Voto Latino spotlights paid leave debate with screening

Anne Walkup, Staff writer

“This is a serious issue right now. Because we’re young, we don’t think about it but we’re going to grow up and potentially have families or other loved ones to take care of,” junior Dalia Andrede said.

Andrede was referring to the issue of paid family leave in the U.S.—or lack thereof. She and other members of Linfield’s Voto Latino organization hosted a screening of “Zero Weeks” in the Riley Campus Center Thursday evening.

The title “Zero Weeks” referred to how zero weeks of paid family leave are required in most states in the U.S.

This was fitting for the documentary, which focused on the lives of various American people facing the decision either to care for themselves or family members who desperately needed it, or to continue attending work for fear of losing their jobs.

The film illustrated a variety of situations in which people were unable to take time off of work, due to the absence of paid leave: a new mother, a woman fighting cancer, a woman trying to care for her elderly mother, and a high schooler forced to drop out of school to work in place of her sick mother.

A brief discussion session took place after the film ended, during which students shared their thoughts on the issue.

“I guess being young, I didn’t ever think about paid leave before, so this was really eye opening,” sophomore April Alvarez, said.

Students also reflected on how the absence of paid leave had affected their own families’ lives.

“I think back to when I was younger when we were sick, how my parents didn’t get to take time off to take care of us,” sophomore Raul Sanchez said.

The U.S trails behind many other countries in terms of paid family leave policies. In fact, it is the only developed country in the world that does not require employers to offer paid leave to their employees.

According to the Washington Post, new parents in Finland are given anywhere from 158 days to three years of paid parental leave, while those in the U.S are offered none under federal law.

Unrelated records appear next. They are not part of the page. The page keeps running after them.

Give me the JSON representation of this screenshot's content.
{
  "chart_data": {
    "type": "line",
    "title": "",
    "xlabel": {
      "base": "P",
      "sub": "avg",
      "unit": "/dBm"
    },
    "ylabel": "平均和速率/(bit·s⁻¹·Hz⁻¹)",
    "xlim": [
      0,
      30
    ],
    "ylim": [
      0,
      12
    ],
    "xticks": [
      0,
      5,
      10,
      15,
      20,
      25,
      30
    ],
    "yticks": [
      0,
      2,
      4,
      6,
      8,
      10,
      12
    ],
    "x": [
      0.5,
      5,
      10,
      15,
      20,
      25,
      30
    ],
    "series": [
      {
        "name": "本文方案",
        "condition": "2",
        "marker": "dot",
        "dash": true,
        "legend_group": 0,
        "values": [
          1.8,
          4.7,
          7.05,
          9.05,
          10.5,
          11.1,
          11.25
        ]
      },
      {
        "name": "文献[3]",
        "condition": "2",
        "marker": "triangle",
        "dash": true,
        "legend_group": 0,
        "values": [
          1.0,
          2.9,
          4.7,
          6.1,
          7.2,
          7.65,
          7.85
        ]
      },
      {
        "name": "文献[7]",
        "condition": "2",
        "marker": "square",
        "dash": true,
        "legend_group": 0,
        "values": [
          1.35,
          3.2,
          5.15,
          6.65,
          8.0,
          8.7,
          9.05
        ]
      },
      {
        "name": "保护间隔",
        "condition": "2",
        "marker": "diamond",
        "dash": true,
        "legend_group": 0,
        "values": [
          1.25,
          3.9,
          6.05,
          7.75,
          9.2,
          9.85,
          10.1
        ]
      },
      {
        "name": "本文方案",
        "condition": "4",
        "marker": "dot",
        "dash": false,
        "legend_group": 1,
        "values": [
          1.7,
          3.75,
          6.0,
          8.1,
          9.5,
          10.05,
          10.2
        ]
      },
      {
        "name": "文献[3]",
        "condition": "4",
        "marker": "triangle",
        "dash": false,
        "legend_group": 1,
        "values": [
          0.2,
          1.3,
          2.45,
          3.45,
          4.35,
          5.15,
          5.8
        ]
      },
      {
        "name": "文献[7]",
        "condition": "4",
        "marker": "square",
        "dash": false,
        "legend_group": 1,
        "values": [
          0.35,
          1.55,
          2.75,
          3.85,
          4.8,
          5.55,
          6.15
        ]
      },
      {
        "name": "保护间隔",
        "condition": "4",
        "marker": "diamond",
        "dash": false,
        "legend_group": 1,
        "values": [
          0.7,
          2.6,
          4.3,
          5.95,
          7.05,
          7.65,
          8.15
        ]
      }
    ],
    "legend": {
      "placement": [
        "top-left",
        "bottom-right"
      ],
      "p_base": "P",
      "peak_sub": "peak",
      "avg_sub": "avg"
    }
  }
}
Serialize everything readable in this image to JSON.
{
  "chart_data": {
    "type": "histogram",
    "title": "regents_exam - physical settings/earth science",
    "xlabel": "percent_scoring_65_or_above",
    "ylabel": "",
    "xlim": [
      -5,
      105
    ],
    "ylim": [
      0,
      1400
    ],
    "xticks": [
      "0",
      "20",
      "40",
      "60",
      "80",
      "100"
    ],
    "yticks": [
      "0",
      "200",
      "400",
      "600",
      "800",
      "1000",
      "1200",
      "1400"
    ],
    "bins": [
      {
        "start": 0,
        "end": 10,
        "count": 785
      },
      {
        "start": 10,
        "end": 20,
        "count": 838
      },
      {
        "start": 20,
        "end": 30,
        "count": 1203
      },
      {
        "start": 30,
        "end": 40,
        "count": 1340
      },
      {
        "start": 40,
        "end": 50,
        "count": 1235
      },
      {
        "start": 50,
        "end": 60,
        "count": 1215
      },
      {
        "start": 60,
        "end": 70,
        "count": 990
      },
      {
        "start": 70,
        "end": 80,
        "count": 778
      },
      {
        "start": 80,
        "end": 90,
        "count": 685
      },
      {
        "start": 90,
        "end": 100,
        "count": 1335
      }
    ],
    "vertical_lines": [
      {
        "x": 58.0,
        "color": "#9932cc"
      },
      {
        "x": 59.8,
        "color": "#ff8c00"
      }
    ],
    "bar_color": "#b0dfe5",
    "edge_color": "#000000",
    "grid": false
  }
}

However, several states—California, New Jersey, New York, Rhode Island, and Washington, D.C.—have recently begun to implement paid leave policies.

In July of 2017, Washington became the latest state to enact paid leave policies.

Oregon could follow their lead and implement a paid family leave policy of its own.

Voto Latino members hope to spread awareness of the issue by encouraging students to write to representatives. Voto Latino also hopes to host a PLACE event regarding U.S. paid leave policies.